Sub-element: <level>: only used when the current token is different from the previous token

Attribute:

  • token
  • type
  • remark: only used when the current token is same as the previous token

Example:

<ast_structure token="println" type="IDENTIFIER">
  <level end="2:26" start="2:19" tag="PsiIdentifier:println"/>
  <level end="2:26" start="2:8" tag="PsiReferenceExpression:System.out.println"/>
  <level end="2:42" start="2:8" tag="PsiMethodCallExpression:System.out.println(&quot;Hello world!&quot;)"/>
  <level end="2:43" start="2:8" tag="PsiExpressionStatement"/>
  <level end="3:5" start="1:43" tag="PsiCodeBlock"/>
  <level end="3:5" start="1:4" tag="PsiMethod:main"/>
  <level end="4:1" start="0:0" tag="PsiClass:Main"/>
</ast_structure>
<ast_structure remark="Same (Last Successful AST)" token="println" type="IDENTIFIER"/>

Comment:

  • The abstract syntax tree (AST) of the code file is recorded in the <ast_structure> element. The AST is calculated by program structure interface (PSI) of IntelliJ Platform.
  • token is the text of the leaf node in the AST of the current gaze point, which is calculated by psiElement.getText().
  • type is the type of the leaf node, which is calculated by psiElement.getNode().getElementType().
  • remark is used when the current token is same as the previous token, which means the gaze point is still in the same leaf node. In this case, the remark is Same (Last Successful AST). We designed this mechanism to avoid eye_tracking.xml from being too large.
  • We calculate the parent nodes of the leaf node by psiElement.getParent() until the file level (i.e. PsiFile), and save them in the <level> element. In the previous example, the leaf node is PsiIdentifier:println, and its parent nodes are PsiReferenceExpression:System.out.println => PsiMethodCallExpression:System.out.println("Hello world!") => PsiExpressionStatement => PsiCodeBlock => PsiMethod:main => PsiClass:Main. The original code text is
    public class Main {
        public static void main(String[] args) {
            System.out.println("Hello world!");
        }
    }

# Level

Element: <level>

Attribute:

  • start: line:column
  • end: line:column
  • tag

Example:

<level end="3:5" start="1:4" tag="PsiMethod:main"/>

Comment:

  • start and end are the start and end position of the AST node level in the code file, which is calculated by psiElement.getTextRange().
  • tag is the type of the AST node level, which is calculated by psiElement.toString().

# Screen Recording

[OUTPUT_DIR]
├── [START_TIMESTAMP]
│   ├── screen_recording
│   │   ├── clip_1.mp4
│   │   ├── clip_2.mp4
│   │   ├── ...
│   │   ├── frames.csv
  • clip_[k].mp4
  • frames.csv

# Video Clips

clip_[k].mp4

Comment:

  • The video clip of the screen recording from the (k-1)-th pause (0-th pause is start) to the k-th pause.
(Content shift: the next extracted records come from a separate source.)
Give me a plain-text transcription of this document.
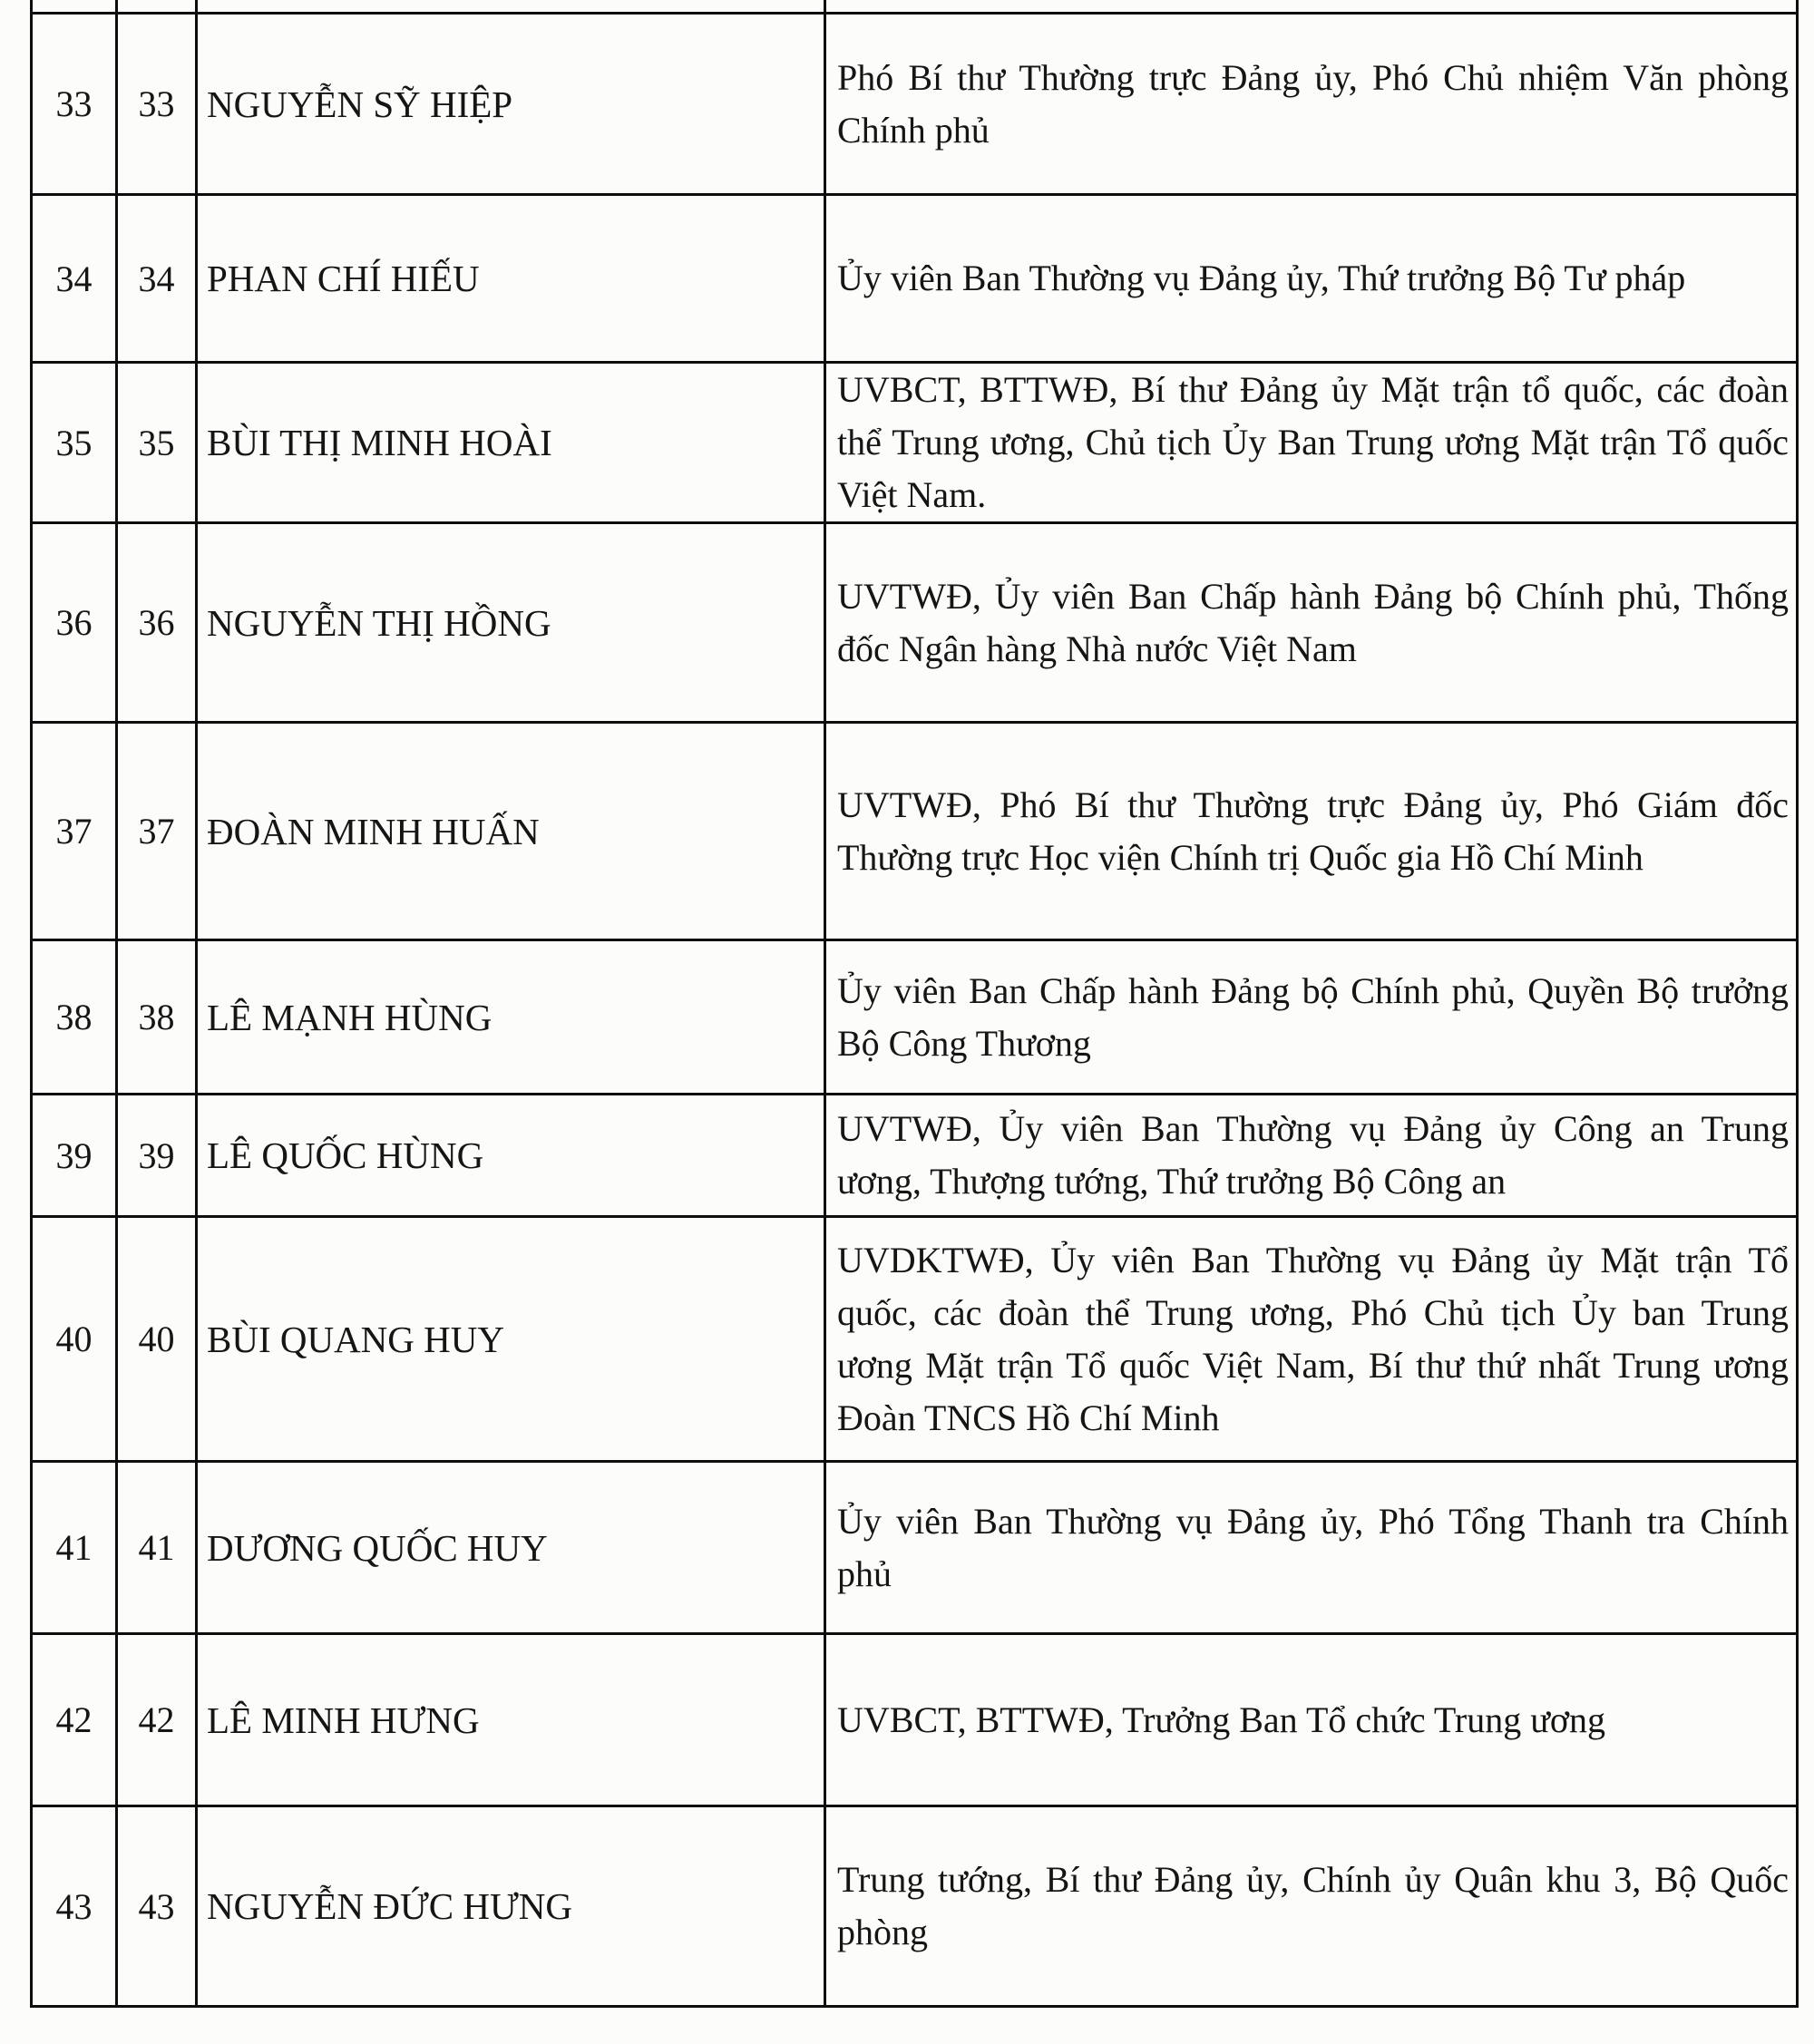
33	33	NGUYỄN SỸ HIỆP	Phó Bí thư Thường trực Đảng ủy, Phó Chủ nhiệm Văn phòng Chính phủ
34	34	PHAN CHÍ HIẾU	Ủy viên Ban Thường vụ Đảng ủy, Thứ trưởng Bộ Tư pháp
35	35	BÙI THỊ MINH HOÀI	UVBCT, BTTWĐ, Bí thư Đảng ủy Mặt trận tổ quốc, các đoàn thể Trung ương, Chủ tịch Ủy Ban Trung ương Mặt trận Tổ quốc Việt Nam.
36	36	NGUYỄN THỊ HỒNG	UVTWĐ, Ủy viên Ban Chấp hành Đảng bộ Chính phủ, Thống đốc Ngân hàng Nhà nước Việt Nam
37	37	ĐOÀN MINH HUẤN	UVTWĐ, Phó Bí thư Thường trực Đảng ủy, Phó Giám đốc Thường trực Học viện Chính trị Quốc gia Hồ Chí Minh
38	38	LÊ MẠNH HÙNG	Ủy viên Ban Chấp hành Đảng bộ Chính phủ, Quyền Bộ trưởng Bộ Công Thương
39	39	LÊ QUỐC HÙNG	UVTWĐ, Ủy viên Ban Thường vụ Đảng ủy Công an Trung ương, Thượng tướng, Thứ trưởng Bộ Công an
40	40	BÙI QUANG HUY	UVDKTWĐ, Ủy viên Ban Thường vụ Đảng ủy Mặt trận Tổ quốc, các đoàn thể Trung ương, Phó Chủ tịch Ủy ban Trung ương Mặt trận Tổ quốc Việt Nam, Bí thư thứ nhất Trung ương Đoàn TNCS Hồ Chí Minh
41	41	DƯƠNG QUỐC HUY	Ủy viên Ban Thường vụ Đảng ủy, Phó Tổng Thanh tra Chính phủ
42	42	LÊ MINH HƯNG	UVBCT, BTTWĐ, Trưởng Ban Tổ chức Trung ương
43	43	NGUYỄN ĐỨC HƯNG	Trung tướng, Bí thư Đảng ủy, Chính ủy Quân khu 3, Bộ Quốc phòng
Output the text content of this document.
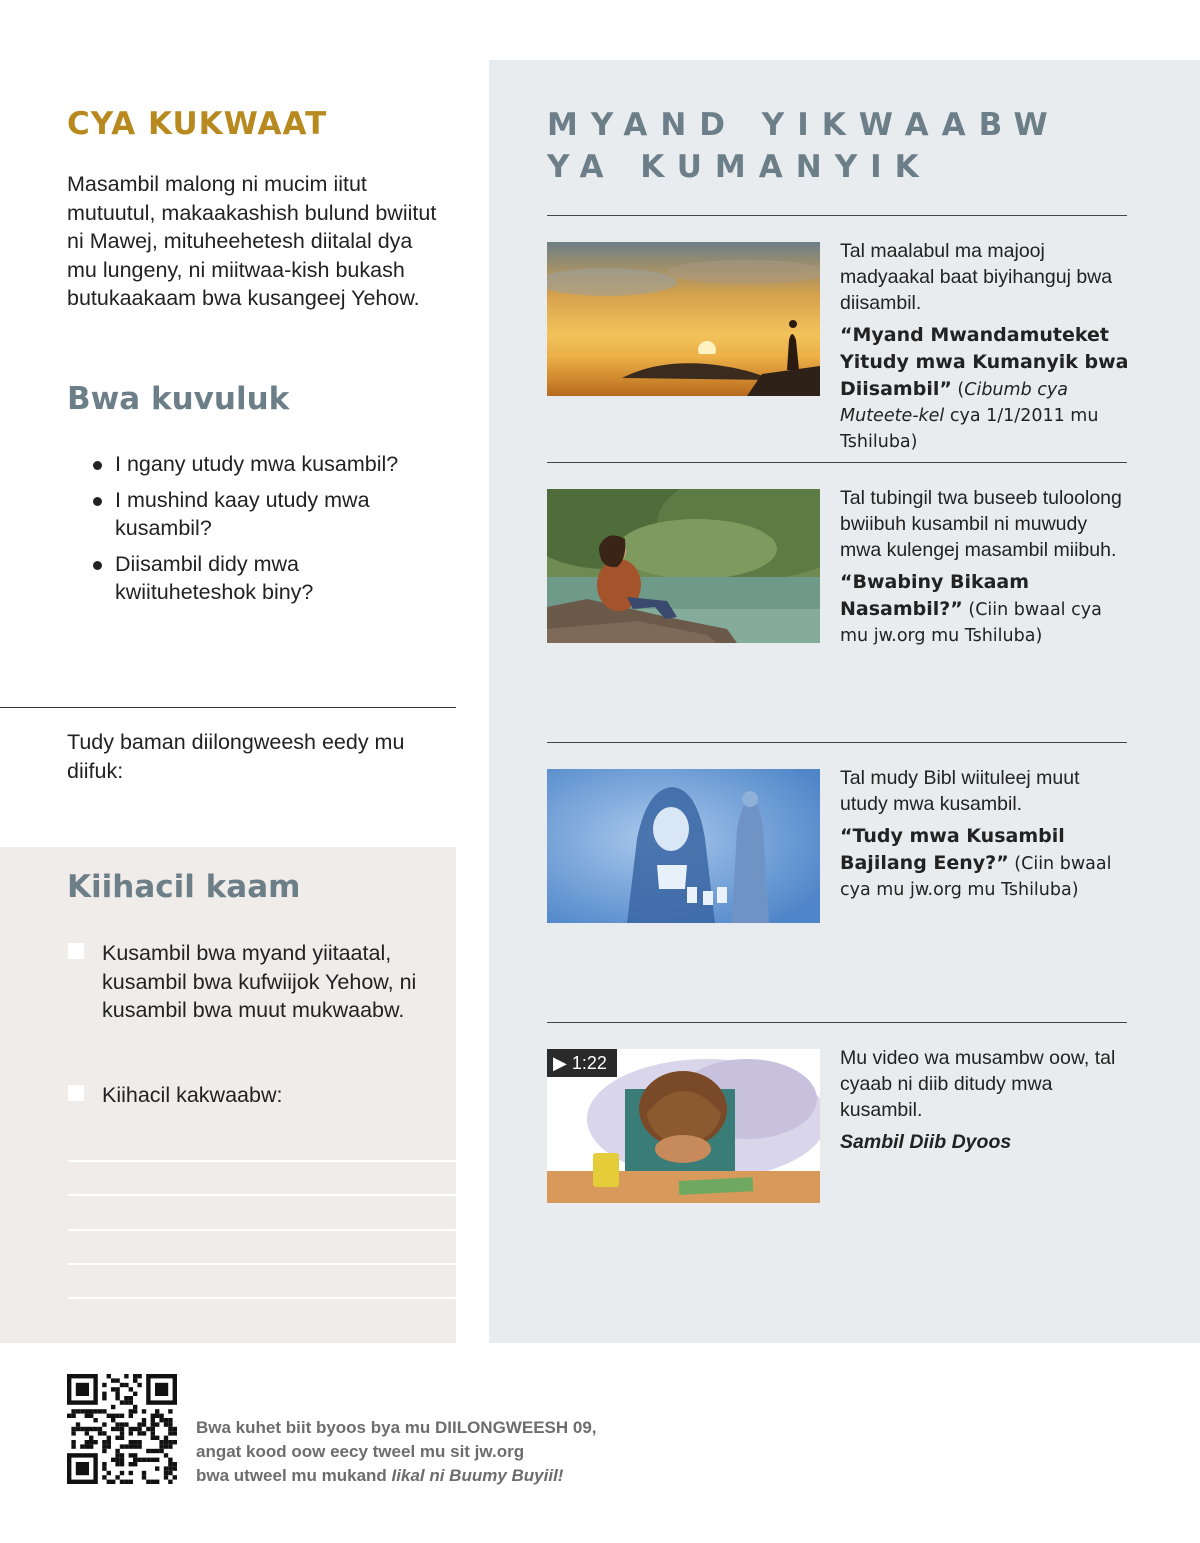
CYA KUKWAAT

Masambil malong ni mucim iitut mutuutul, makaakashish bulund bwiitut ni Mawej, mituheehetesh diitalal dya mu lungeny, ni miitwaa-kish bukash butukaakaam bwa kusangeej Yehow.

Bwa kuvuluk
I ngany utudy mwa kusambil?
I mushind kaay utudy mwa kusambil?
Diisambil didy mwa kwiituheteshok biny?

Tudy baman diilongweesh eedy mu diifuk:

Kiihacil kaam
Kusambil bwa myand yiitaatal, kusambil bwa kufwiijok Yehow, ni kusambil bwa muut mukwaabw.
Kiihacil kakwaabw:
MYAND YIKWAABW
YA KUMANYIK

Tal maalabul ma majooj madyaakal baat biyihanguj bwa diisambil.

“Myand Mwandamuteket Yitudy mwa Kumanyik bwa Diisambil” (Cibumb cya Muteete-kel cya 1/1/2011 mu Tshiluba)

Tal tubingil twa buseeb tuloolong bwiibuh kusambil ni muwudy mwa kulengej masambil miibuh.

“Bwabiny Bikaam Nasambil?” (Ciin bwaal cya mu jw.org mu Tshiluba)

Tal mudy Bibl wiituleej muut utudy mwa kusambil.

“Tudy mwa Kusambil Bajilang Eeny?” (Ciin bwaal cya mu jw.org mu Tshiluba)

▶ 1:22	Mu video wa musambw oow, tal cyaab ni diib ditudy mwa kusambil.

Sambil Diib Dyoos

Bwa kuhet biit byoos bya mu DIILONGWEESH 09,
angat kood oow eecy tweel mu sit jw.org
bwa utweel mu mukand Iikal ni Buumy Buyiil!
We designed this mechanism to avoid the video file in the memory being too large especially when pausing the tracking for a long time.

# Frames

frames.csv

Column:

  • timestamp
  • frame_number
  • clip_number

Example:

timestamp,frame_number,clip_number
1703661629399,Start,1
1703661630996,1,1
1703661631247,2,1
1703661644518,Pause,1
1703661646446,Resume,2
1703661646824,1,2
1703661647737,Stop,2

Comment:

  • The frame rate is 12 fps.
  • frame_number is the frame number of the frame in its video clip.
  • clip_number is the number of the video clip to which the frame belongs.
  • We also record the timestamp of Start, Pause, Resume, and Stop actions in the frames.csv file, which could be used to separate each stage of the development process.